Malgré la déception liée aux orientations prises sur le plan stratégique national et la future Pac, la Confédération paysanne ne baisse pas les bras et compte sur la présidence française de l’UE, en 2022, pour obtenir des avancées. Le syndicat continuera également à défendre ses positions pour l’évolution du modèle agricole au cours des derniers mois du quinquennat, malgré « l’échec » des politiques agricoles menées ces dernières années.

« Nous dressons un constat d’échec de la transformation de la Pac, un échec qui s’étend aux autres politiques agricoles du quinquennat », a regretté Véronique Marchesseau, secrétaire générale de la Confédération paysanne, lors de la conférence de rentrée du syndicat le 9 septembre. Concernant la Pac, le syndicat entend interpeller le ministre « assez rapidement », et mise également sur la présidence française du Conseil de l’Union européenne, à partir de janvier 2022, pour remettre en cause la politique de libre-échange, tient à préciser Nicolas Girod, porte-parole du syndicat.

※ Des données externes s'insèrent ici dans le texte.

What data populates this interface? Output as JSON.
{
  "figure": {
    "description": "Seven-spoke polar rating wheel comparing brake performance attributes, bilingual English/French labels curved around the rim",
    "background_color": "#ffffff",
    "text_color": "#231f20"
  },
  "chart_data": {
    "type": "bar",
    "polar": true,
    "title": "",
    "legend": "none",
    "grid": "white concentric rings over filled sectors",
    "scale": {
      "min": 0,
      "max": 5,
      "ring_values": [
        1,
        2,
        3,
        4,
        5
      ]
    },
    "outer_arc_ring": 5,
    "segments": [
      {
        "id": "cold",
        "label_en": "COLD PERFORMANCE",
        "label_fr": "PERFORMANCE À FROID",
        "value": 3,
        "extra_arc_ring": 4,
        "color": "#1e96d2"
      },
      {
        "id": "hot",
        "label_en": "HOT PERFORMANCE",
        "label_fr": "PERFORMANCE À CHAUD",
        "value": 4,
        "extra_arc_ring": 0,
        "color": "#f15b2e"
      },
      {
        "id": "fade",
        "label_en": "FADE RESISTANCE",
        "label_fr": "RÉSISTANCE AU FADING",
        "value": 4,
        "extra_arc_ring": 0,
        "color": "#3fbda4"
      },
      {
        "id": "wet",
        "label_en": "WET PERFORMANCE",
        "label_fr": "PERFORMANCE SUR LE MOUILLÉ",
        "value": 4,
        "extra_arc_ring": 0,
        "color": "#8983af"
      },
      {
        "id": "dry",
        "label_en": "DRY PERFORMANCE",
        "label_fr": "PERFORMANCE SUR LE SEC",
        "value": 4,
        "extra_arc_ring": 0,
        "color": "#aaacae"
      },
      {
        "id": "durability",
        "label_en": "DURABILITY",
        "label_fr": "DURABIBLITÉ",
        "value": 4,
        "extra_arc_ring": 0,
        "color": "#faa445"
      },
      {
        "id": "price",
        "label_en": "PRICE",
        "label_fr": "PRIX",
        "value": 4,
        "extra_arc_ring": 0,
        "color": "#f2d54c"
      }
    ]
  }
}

Conférence de presse de rentrée de la @ConfPaysannePrésentation de la nouvelle équipe de 9 secrétaires nationaux. pic.twitter.com/sRQxHbJI4F

— Conf' Paysanne (@ConfPaysanne) September 9, 2021Des décisions nationales « pas à la hauteur »

La Confédération paysanne est également déçue par les politiques agricoles menées par le président, notamment les États généraux de l’alimentation, dont « au bout du compte, on n’a pas vu les fruits dans nos fermes », souligne Véronique Marchesseau. Le syndicat déplore également le peu d’avancées en matière de transition agricole, dénonçant des décisions « pas à la hauteur » sur les néonicotinoïdes, le glyphosate ou sur le renouvellement des agriculteurs. « On attendait une grande loi foncière, on en a eu une petite qui ne risque pas d’atteindre les objectifs attendus », regrette la secrétaire générale de la Conf’.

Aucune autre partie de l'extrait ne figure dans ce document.